María y el cura se quedaron a solas, en la penumbra, detrás de una columna. Al principio, el cura se quedó petrificado. Tosió para recomponerse. De repente, resolvió sus dudas y avanzó hacia ella con brusquedad, inclinándose para besarla. María sintió repulsión al ver cómo el lunar del cura se abalanzaba sobre ella como un tercer ojo mientras sus labios buscaban su boca.
– Ahora no, padre Joaquín… -Lo rechazó suavemente-. Antes tenemos que entendernos… Después.
Se reunió con su hijo ante el pórtico de la iglesia. El niño tenía los ojos rojos. Ella suspiró, le pasó la mano por el pelo. El día antes, Juan se había quejado de algo; agobiada, ella lo interrumpió y le dijo que dejara de lamentarse como un niño, que era ya casi un hombre y que tenía que comportarse como los de su edad.
Pero ahora se daba cuenta: Juan aún era muy joven para marcharse y ella le había demostrado tan poco que lo amaba… Quiso pedirle perdón por el bofetón, pero no lo hizo. Ella también sufría mucho y no tenía nadie en quien confiar. Le dio un beso en la cabeza y lo agarró de la mano.
– Vamos, Juan. Volvemos a casa. Tu padre debe de estar hambriento.
María nunca había engañado a Gaspar. Es cierto que no le quería, pero respetaba su honestidad. No solo le había salvado la vida, sino que desde el principio había amado sin restricciones a un hijo que no era suyo.
Por primera vez, la hija de las Alpujarras sintió piedad de aquel que el destino le había mandado como marido.
20
Cuando más adelante María se planteara si creía realmente en Dios, la respuesta brotaría en sus labios cubierta de blasfemias: claro que creía… creía en un Dios cruel tan firmemente como creía en la existencia de los lobos carroñeros.

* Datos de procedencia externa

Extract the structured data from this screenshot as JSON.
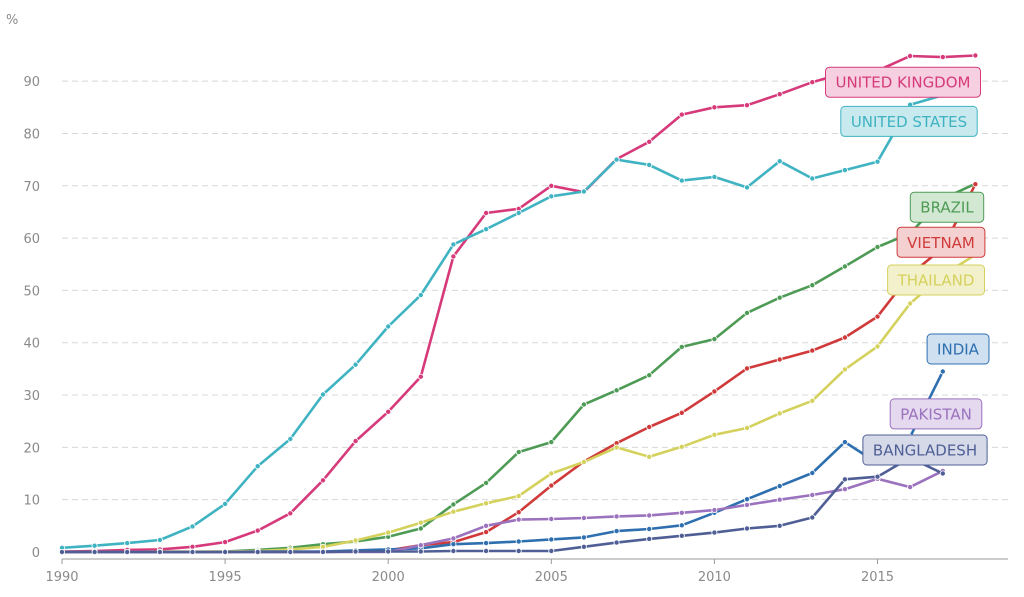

El día de la procesión no tardó en llegar. En el pueblo se respiraba una atmósfera aplastante, impregnada de vergüenza y excitación ante la perspectiva de participar en un acontecimiento que, aunque humillante, al menos rompía con la monotonía plomiza de su existencia. Tanto unos como otros, cristianos nuevos como cristianos viejos, concluyeron que la procesión constituía un examen para la comunidad morisca. Incluso la hipocresía de los más ladinos, que disimulaban sus auténticas creencias bajo un derroche de exaltación cristiana, valdría la pena aquel día: sus hijos más pequeños, que no estaban aún al corriente de su herejía, tomarían las muestras de fe de sus padres como auténticas y ejemplares. Las autoridades de la región, que no habían visto con demasiados buenos ojos esta iniciativa del franciscano, cambiaron rápidamente de opinión. Reforzaron sus efectivos e incluso varios miembros de la Inquisición se unieron al notario para descubrir a conversos de fe demasiado tibia. El señor recaudador se encargó de contratar los toros, un convento prestó sus reliquias y se montó un estrado en la plaza del pueblo para los dos sermones del padre Joaquín.